Supporting your child at home

Prepare your child for school and lifelong success
Learning styles and study needs are personal and different for each individual child. Take note of your child's study preferences: where they prefer to work, acceptable noise levels, break times, and lighting. It is important to encourage consistency with the developed preferences, so talk with your child's teacher about how you can both support and encourage your child's achievement.
  Below are a few suggestions from AdLit.org about how you can help your child at home with homework and other curricular-related activities, decisions, and planning.
  • Know how to support, encourage, and help student at home each year by being in communication with the school and teachers
  • Have discussions of school, class work, and homework
  • Maintain an understanding of the instructional program each year, and what child is learning in each subject
  • Gain a sense of awareness of your child as learner- know their strengths and weaknesses and how you can support them

You know that reading is important and you want to make sure that your teenager grows into adulthood with all the skills he or she needs to succeed.
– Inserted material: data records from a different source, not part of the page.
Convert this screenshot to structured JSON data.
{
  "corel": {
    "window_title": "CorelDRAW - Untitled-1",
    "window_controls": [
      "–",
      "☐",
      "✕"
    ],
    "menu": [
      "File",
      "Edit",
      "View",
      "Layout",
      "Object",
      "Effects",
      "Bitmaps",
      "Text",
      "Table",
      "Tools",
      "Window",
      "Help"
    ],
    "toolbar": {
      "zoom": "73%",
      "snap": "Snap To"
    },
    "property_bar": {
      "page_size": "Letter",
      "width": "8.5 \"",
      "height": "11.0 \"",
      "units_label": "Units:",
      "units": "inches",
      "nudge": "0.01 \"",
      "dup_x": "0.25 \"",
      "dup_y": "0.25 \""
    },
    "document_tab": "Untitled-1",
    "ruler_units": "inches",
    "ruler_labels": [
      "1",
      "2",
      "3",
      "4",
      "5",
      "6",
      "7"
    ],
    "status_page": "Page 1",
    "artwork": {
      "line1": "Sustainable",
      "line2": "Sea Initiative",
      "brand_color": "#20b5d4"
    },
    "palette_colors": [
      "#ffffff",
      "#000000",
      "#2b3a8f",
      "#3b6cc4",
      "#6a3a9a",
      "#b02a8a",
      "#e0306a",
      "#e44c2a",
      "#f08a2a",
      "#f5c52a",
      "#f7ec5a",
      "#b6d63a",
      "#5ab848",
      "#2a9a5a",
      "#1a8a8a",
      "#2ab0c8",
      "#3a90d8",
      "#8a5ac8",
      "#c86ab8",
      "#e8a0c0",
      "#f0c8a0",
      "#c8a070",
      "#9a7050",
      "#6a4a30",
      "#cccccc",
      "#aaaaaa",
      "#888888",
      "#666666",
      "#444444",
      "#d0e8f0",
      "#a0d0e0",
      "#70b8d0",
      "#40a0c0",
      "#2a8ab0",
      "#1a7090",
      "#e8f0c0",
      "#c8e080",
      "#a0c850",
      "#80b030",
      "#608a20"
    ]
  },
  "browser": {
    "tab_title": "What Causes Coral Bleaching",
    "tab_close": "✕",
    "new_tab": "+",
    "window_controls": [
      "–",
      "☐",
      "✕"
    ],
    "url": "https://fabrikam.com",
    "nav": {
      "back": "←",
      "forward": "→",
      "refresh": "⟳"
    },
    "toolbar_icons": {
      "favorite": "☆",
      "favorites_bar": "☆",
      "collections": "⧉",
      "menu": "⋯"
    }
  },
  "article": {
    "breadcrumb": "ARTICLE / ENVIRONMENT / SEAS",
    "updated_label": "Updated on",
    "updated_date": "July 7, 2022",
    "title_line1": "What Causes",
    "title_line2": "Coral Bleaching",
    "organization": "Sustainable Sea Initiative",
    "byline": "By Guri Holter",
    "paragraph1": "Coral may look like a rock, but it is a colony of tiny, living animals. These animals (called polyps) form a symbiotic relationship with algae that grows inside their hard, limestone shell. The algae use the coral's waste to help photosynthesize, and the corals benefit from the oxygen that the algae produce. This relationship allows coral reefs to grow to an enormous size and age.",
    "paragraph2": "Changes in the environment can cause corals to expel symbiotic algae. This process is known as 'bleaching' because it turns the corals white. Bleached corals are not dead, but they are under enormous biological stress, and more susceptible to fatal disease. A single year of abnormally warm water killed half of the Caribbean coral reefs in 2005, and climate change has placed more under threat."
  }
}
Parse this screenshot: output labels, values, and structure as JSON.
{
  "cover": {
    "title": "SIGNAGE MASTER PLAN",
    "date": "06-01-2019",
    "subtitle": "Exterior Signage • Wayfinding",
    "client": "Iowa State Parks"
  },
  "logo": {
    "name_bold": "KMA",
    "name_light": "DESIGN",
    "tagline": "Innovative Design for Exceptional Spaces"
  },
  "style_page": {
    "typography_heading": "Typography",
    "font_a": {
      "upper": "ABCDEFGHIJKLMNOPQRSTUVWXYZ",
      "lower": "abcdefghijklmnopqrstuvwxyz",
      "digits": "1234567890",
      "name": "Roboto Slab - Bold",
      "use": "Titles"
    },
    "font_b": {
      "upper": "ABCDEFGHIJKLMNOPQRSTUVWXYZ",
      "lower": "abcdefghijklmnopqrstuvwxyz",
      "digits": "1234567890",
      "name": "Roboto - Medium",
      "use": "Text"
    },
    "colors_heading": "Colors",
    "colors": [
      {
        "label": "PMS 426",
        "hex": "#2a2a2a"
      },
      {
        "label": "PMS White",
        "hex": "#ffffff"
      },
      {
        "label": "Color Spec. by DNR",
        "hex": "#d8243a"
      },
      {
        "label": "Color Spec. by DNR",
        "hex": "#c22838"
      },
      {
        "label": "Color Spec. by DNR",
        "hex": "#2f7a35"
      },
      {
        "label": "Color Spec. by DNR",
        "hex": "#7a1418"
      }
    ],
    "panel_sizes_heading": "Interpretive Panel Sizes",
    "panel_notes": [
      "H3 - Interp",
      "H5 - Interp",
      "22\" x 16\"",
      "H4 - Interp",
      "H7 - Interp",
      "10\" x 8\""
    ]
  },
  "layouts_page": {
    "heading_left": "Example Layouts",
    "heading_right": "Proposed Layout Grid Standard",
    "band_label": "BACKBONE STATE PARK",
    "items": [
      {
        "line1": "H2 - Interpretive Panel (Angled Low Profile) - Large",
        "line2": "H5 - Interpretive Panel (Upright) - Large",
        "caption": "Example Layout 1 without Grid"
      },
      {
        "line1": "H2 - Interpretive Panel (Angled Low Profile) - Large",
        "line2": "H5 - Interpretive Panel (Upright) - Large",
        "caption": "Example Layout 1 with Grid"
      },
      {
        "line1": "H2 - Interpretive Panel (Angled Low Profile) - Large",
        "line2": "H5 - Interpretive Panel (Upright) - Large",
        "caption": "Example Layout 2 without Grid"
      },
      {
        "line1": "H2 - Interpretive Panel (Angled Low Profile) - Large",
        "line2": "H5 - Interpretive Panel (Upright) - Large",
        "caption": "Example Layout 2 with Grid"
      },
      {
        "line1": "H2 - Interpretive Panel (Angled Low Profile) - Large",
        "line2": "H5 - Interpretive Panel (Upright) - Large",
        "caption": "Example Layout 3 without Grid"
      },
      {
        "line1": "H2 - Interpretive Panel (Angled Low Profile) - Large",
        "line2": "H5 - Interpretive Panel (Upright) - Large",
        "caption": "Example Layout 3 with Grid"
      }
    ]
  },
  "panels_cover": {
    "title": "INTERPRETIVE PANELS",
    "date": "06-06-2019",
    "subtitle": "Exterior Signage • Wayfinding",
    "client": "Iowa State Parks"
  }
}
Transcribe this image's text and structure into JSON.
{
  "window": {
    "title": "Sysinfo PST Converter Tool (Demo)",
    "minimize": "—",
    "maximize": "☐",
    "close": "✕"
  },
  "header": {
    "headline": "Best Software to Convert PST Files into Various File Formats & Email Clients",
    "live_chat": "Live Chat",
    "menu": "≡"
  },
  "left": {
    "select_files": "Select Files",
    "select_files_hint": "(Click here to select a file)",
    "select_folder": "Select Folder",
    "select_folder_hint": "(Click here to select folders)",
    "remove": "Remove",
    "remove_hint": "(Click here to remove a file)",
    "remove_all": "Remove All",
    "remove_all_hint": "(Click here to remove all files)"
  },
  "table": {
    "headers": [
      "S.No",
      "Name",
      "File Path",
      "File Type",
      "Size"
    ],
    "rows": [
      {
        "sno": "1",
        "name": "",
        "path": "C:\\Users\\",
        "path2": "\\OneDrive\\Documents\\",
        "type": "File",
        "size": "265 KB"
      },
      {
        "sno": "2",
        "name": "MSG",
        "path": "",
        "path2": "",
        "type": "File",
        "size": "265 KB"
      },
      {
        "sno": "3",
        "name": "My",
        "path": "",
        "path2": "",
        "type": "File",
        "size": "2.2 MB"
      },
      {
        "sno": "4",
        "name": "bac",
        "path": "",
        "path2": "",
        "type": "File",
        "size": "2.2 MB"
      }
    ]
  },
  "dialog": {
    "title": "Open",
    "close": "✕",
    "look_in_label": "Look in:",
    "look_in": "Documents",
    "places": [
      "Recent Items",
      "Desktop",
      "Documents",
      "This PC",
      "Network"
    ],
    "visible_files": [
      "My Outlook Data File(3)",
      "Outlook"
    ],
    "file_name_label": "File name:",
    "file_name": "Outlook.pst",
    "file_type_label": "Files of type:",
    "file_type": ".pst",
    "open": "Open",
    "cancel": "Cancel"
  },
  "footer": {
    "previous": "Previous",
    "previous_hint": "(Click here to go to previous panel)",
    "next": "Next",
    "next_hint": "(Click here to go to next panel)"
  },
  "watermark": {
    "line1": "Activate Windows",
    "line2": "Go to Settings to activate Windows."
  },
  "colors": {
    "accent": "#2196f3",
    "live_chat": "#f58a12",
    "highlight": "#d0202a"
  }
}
The following list offers suggestions for encouraging your teens to read.

1. Set an example. Let your kids see you reading for pleasure.

2. Furnish your home with a variety of reading materials. Leave books, magazines, and newspapers around. Check to see what disappears for a clue to what interests your teenager.

3. Give teens an opportunity to choose their own books . When you and your teen are out together, browse in a bookstore or library. Go your separate ways and make your own selections. A bookstore gift certificate is a nice way of saying, "You choose".

4. Build on your teen's interests. Look for books and articles that feature their favorite sports teams, rock stars, hobbies, or TV shows. Give a gift subscription to a special interest magazine.

5. View pleasure reading as a value in itself. Almost anything your youngsters read — including the Sunday comics — helps build reading skills.

6. Read some books written for teens. Young adult novels can give you valuable insights into the concerns and pressures felt by teenagers. You may find that these books provide a neutral ground on which to talk about sensitive subjects.

7. Make reading aloud a natural part of family life. Share an article you clipped from the paper, a poem, a letter, or a random page from an encyclopedia — without turning it into a lesson.

8. Acknowledge your teen's mature interests. Look for ways to acknowledge the emerging adult in your teens by suggesting some adult reading you think they can handle.

9. Keep the big picture in mind. For all sorts of reasons, some teenagers go through periods without showing much interest in reading. Don't panic! Time, and a few tips from this brochure, may help rekindle their interest.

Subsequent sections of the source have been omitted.